O povo tem a memória curta porque queima os neurónios com todo o tipo de pormenores sobre o futebol e sobre os automóveis… «Benditos sejam os pobres de espírito» São palavras atribuídas a um homem (de que não existe nenhuma prova histórica da sua existência…) admirado por milhões de fies, mas que ninguém segue os seus conselhos de solidariedade social…
Agora o governo de José Sócrates quer continuar a torrar o erário público com a construção de linhas para o TGV que seguirão paralelas às linhas que funcionam melhor em Portugal, para além de se ter deixado comer por estúpido pelos parceiros espanhóis… Porque não investe na reconversão da frota automóvel para o gás natural e para o biodiesel? Simplesmente porque somos demasiado panconas para exigir isso!

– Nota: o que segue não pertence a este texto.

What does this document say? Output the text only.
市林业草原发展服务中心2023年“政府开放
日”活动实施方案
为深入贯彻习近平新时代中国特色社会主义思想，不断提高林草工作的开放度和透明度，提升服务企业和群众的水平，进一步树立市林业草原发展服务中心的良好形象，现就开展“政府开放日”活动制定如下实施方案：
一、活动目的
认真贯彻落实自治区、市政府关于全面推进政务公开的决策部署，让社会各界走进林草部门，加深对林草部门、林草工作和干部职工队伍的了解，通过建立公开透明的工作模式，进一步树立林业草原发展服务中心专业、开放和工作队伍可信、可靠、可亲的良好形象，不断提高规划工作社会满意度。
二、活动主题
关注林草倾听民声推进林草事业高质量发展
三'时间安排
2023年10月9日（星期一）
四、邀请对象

Em matéria de caminhos de ferro, qualquer dia imitaremos o que se está a passar nos países mais industrializados (ex: Inglaterra, Holanda, Alemanha, etc…): a privatização total desse serviço público, por forma a que fique bem mais barato os cidadãos deslocarem-se em veículos próprios, para além de o nº de acidentes se ter intensificado.
Porque será que, sempre que Portugal passa pelas suas piores crises económicas, as vendas dos automóveis de luxo disparam em flecha?...
A esmagadora maioria das pessoas que vive para os automóveis (não deve haver muitos portugueses livres de dívidas relacionadas com os carros) nem sequer os utiliza para viajar a sério e conhecer o mundo junto dos seus entes queridos. Basta ir para a IC19 para repararmos que a maioria dos automobilistas viaja só. É assim tão difícil apanhar transportes públicos ou partilhar os automóveis com colegas e vizinhos?
1 comentário:
Excelente post que subscrevo integralmente.